Crosstalk among epithelial cells, fibroblasts and immune cells suggests a role for macrophages, which are activated by pulmonary epithelial cells in injury settings and can create positive feedback that promotes inflammation (Uhal et al., 2007; Rzepka et al., 2012; Herold et al., 2012; Chuquimia et al., 2012; Bhattacharya & Westphalen, 2016). Such effects can occur in response to ANG II (Uhal et al., 2007). Ang II can also regulate the function of other immune cells (e.g., dendritic cells and neutrophils) that can promote lung injury (Grommes & Soehnlein, 2011; Florez‐Sampedro et al., 2018). Importantly, as summarized below, ANG (1-7) has opposing effects that counteract this pathology; these protective effects are blunted by the SARS-CoV-2 virus.

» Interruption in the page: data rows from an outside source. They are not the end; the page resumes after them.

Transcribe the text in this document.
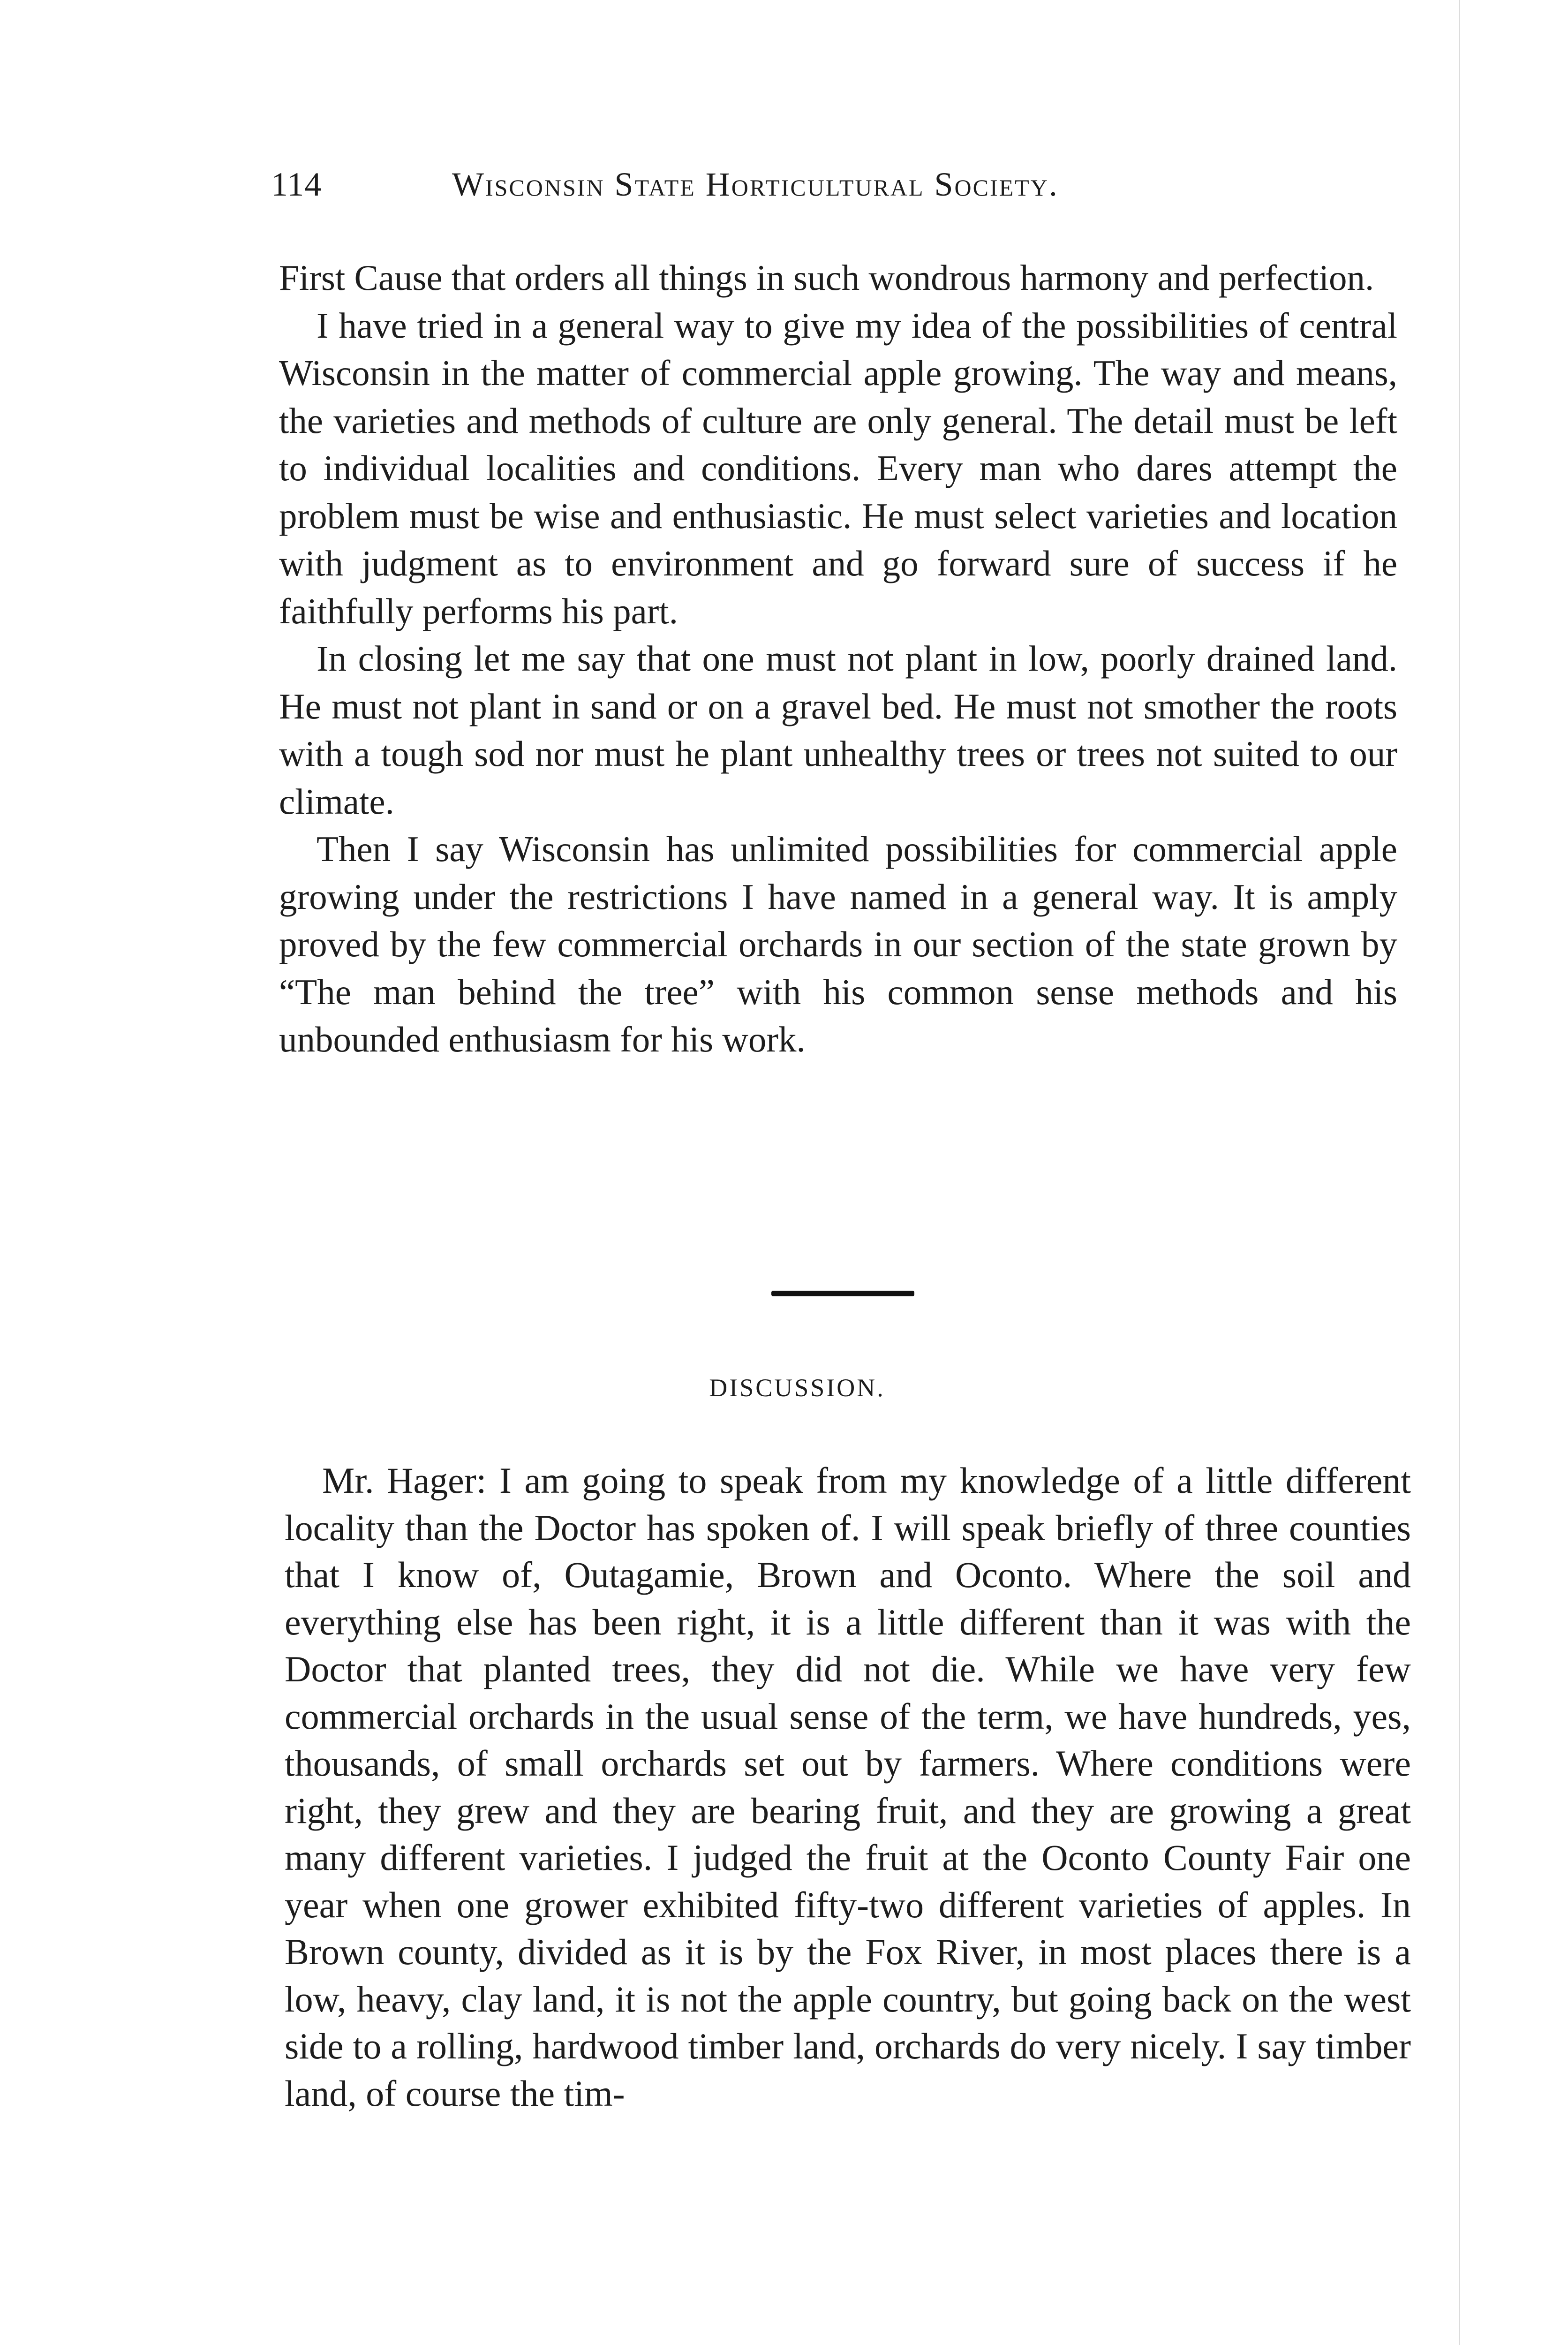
114	Wisconsin State Horticultural Society.

First Cause that orders all things in such wondrous harmony and perfection.

I have tried in a general way to give my idea of the possibilities of central Wisconsin in the matter of commercial apple growing. The way and means, the varieties and methods of culture are only general. The detail must be left to individual localities and conditions. Every man who dares attempt the problem must be wise and enthusiastic. He must select varieties and location with judgment as to environment and go forward sure of success if he faithfully performs his part.

In closing let me say that one must not plant in low, poorly drained land. He must not plant in sand or on a gravel bed. He must not smother the roots with a tough sod nor must he plant unhealthy trees or trees not suited to our climate.

Then I say Wisconsin has unlimited possibilities for commercial apple growing under the restrictions I have named in a general way. It is amply proved by the few commercial orchards in our section of the state grown by “The man behind the tree” with his common sense methods and his unbounded enthusiasm for his work.

DISCUSSION.

Mr. Hager: I am going to speak from my knowledge of a little different locality than the Doctor has spoken of. I will speak briefly of three counties that I know of, Outagamie, Brown and Oconto. Where the soil and everything else has been right, it is a little different than it was with the Doctor that planted trees, they did not die. While we have very few commercial orchards in the usual sense of the term, we have hundreds, yes, thousands, of small orchards set out by farmers. Where conditions were right, they grew and they are bearing fruit, and they are growing a great many different varieties. I judged the fruit at the Oconto County Fair one year when one grower exhibited fifty-two different varieties of apples. In Brown county, divided as it is by the Fox River, in most places there is a low, heavy, clay land, it is not the apple country, but going back on the west side to a rolling, hardwood timber land, orchards do very nicely. I say timber land, of course the tim-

ANG II thus promotes a range of pro-apoptotic, inflammatory, fibrotic and edema-associated processes in the alveolar microenvironment. As cell death occurs, the epithelium, a critical component of innate immunity as a barrier to pathogens and via its formation and release of surfactant (Wright, 2003; Eisele and Anderson, 2011) becomes compromised, paving the way for secondary infection (e.g., bacterial pneumonia). As a result, immune response is further enhanced, greater inflammation ensues (Figure 3 ) and alveolar damage is increased, thereby enhancing lung injury and edema. Patients who recover may have severe tissue damage, potentially with tissue fibrosis. Indeed, studies in patients who recovered from SARS-1 document the presence of fibrosis and chronic lung damage in severe cases (Ketai et al., 2006). Lung tissue from COVID-19 patients shows evidence of a) epithelial injury and disruption, in particular of type-2 pneumocytes, b) invasion of macrophages and neutrophils and c) initiation of fibrosis (Luo et al., 2020; Tian et al., 2020; Dhama et al., 2020; He et al., 2020).